As for electronic tools, the survey revealed that technologies – that made care planning, medication management, audit and risk assessment easier – were in great demand. However, it was those systems that delivered guidance and best practice – such as policy management tools – that they valued the most. Over 75 percent of people polled said they had come to rely on them and would continue to do so.
Despite a recruitment and retention crisis in the sector, 90 percent of respondents said they were “happy and satisfied” in the work they do, while nearly half of those who were interviewed stated that they had worked in the social care sector for more than a decade. What’s more, 70 percent reported that they enjoyed a good work life balance – a finding that is perhaps at odds with the national trend. Maybe this is due to working in a profession where carers are making a genuine difference to those they support each day.
The survey identified several findings, however, that care providers should not ignore. Career development was an area that it was felt could be improved for social care staff with 14 percent reporting that they felt that opportunities to further their career in social care were very limited.
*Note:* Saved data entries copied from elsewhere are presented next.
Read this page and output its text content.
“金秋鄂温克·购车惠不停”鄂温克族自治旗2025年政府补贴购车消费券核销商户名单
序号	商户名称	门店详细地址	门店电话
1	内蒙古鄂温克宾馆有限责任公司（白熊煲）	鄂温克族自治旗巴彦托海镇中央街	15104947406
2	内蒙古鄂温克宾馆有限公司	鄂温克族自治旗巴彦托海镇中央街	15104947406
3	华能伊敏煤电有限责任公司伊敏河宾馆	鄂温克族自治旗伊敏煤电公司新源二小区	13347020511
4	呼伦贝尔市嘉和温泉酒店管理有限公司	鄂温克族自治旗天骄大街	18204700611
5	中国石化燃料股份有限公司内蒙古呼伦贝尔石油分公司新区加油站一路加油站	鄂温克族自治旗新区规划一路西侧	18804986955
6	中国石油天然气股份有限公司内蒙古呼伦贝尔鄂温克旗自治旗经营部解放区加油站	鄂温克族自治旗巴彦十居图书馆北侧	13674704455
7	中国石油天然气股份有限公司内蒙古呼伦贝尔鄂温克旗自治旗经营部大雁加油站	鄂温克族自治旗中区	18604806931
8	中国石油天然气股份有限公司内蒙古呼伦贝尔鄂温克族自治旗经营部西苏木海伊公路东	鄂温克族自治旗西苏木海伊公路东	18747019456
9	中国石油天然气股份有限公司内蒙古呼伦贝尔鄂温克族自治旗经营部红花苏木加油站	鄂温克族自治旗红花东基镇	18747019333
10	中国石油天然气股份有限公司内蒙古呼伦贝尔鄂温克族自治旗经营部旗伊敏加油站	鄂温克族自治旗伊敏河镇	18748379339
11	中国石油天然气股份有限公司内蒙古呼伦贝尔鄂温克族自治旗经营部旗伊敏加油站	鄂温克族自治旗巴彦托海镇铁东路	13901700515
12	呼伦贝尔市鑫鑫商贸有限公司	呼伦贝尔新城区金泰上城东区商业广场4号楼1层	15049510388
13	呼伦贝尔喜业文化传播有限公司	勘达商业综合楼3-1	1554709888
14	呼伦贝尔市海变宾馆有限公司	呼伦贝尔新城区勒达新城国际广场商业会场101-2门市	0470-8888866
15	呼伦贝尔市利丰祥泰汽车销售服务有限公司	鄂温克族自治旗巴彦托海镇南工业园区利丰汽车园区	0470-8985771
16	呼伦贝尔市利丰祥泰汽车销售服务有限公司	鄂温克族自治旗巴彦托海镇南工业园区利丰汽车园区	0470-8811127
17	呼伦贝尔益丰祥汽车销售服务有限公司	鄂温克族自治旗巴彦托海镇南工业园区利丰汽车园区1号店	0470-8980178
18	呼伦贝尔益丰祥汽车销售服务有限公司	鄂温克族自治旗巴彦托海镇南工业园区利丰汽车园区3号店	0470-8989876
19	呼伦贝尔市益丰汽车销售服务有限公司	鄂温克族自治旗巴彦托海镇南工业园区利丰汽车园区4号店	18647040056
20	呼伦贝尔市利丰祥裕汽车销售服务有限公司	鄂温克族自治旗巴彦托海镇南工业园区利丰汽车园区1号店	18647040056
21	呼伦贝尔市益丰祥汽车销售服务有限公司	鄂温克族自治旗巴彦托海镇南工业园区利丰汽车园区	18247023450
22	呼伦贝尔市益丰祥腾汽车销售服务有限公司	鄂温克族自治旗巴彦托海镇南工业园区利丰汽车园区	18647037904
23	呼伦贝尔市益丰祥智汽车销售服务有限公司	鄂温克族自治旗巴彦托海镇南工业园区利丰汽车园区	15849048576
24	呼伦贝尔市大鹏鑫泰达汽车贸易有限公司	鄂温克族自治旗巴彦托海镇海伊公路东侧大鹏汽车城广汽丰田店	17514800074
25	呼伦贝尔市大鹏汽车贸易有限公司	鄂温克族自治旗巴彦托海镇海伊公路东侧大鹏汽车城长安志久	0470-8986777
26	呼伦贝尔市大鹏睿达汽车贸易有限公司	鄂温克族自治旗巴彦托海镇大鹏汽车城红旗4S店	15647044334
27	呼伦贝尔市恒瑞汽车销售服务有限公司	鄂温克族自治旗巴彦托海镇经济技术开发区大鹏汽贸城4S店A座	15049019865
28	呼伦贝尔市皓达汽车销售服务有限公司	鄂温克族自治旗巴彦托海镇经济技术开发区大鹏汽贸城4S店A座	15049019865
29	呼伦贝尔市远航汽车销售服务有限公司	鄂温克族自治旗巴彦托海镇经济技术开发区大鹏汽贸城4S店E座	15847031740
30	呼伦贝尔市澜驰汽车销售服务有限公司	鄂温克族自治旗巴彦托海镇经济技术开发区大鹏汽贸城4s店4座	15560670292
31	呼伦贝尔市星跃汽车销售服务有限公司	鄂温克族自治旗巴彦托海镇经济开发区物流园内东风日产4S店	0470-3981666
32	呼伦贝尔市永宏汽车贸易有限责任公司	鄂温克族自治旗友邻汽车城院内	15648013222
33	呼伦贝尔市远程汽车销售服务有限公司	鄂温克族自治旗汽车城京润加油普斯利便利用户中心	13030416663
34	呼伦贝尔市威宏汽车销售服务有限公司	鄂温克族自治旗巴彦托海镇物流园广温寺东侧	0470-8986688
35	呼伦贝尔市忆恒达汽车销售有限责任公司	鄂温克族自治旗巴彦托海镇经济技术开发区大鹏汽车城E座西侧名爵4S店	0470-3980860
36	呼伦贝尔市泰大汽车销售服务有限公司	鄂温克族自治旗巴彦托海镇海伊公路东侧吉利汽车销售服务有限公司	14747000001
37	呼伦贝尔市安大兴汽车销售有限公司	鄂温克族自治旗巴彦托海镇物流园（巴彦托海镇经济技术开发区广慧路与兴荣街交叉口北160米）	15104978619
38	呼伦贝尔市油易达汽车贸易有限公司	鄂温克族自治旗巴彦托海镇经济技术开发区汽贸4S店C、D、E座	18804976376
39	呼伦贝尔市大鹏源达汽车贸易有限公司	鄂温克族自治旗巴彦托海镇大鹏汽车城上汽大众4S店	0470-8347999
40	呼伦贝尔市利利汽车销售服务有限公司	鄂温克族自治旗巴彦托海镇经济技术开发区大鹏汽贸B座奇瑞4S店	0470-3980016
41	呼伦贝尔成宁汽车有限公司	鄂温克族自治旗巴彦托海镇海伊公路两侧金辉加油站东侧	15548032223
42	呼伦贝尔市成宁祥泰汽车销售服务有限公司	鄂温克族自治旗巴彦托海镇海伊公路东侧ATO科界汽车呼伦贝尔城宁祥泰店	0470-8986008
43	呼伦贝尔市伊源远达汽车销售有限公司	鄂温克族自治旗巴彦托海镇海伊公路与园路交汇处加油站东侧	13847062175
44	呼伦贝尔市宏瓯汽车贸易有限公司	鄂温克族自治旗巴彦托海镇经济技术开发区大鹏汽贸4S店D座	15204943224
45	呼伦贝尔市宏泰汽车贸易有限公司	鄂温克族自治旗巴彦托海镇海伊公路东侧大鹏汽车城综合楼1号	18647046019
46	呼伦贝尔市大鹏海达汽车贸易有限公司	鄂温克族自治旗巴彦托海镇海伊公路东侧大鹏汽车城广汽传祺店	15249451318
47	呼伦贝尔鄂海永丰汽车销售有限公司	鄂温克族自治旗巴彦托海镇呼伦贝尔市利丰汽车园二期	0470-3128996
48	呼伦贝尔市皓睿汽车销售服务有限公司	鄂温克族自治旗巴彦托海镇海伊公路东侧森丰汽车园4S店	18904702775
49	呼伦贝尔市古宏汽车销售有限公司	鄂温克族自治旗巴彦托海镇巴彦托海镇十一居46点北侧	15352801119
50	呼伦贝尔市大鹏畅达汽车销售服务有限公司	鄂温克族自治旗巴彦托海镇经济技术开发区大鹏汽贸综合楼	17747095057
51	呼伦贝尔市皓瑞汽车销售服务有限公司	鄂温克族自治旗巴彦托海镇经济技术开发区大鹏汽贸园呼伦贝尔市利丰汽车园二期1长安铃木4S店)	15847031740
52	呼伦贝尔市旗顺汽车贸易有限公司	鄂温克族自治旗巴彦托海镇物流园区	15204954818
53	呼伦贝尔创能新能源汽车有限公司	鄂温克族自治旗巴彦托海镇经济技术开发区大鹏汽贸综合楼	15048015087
Nikki Walker, QCS’s Chief Executive Officer, said, “At QCS, our number one priority is to support and empower people working in social care. To achieve this, we need to provide them with tools to deliver the best care possible to those they support regardless of the setting they work in or the challenges they face. Only by listening to the views of frontline carers and their managers, can we truly understand their ‘painpoints’ and respond to their needs. The findings from this survey and the others that follow will ensure that we can continue to make a difference in the products that we provide.”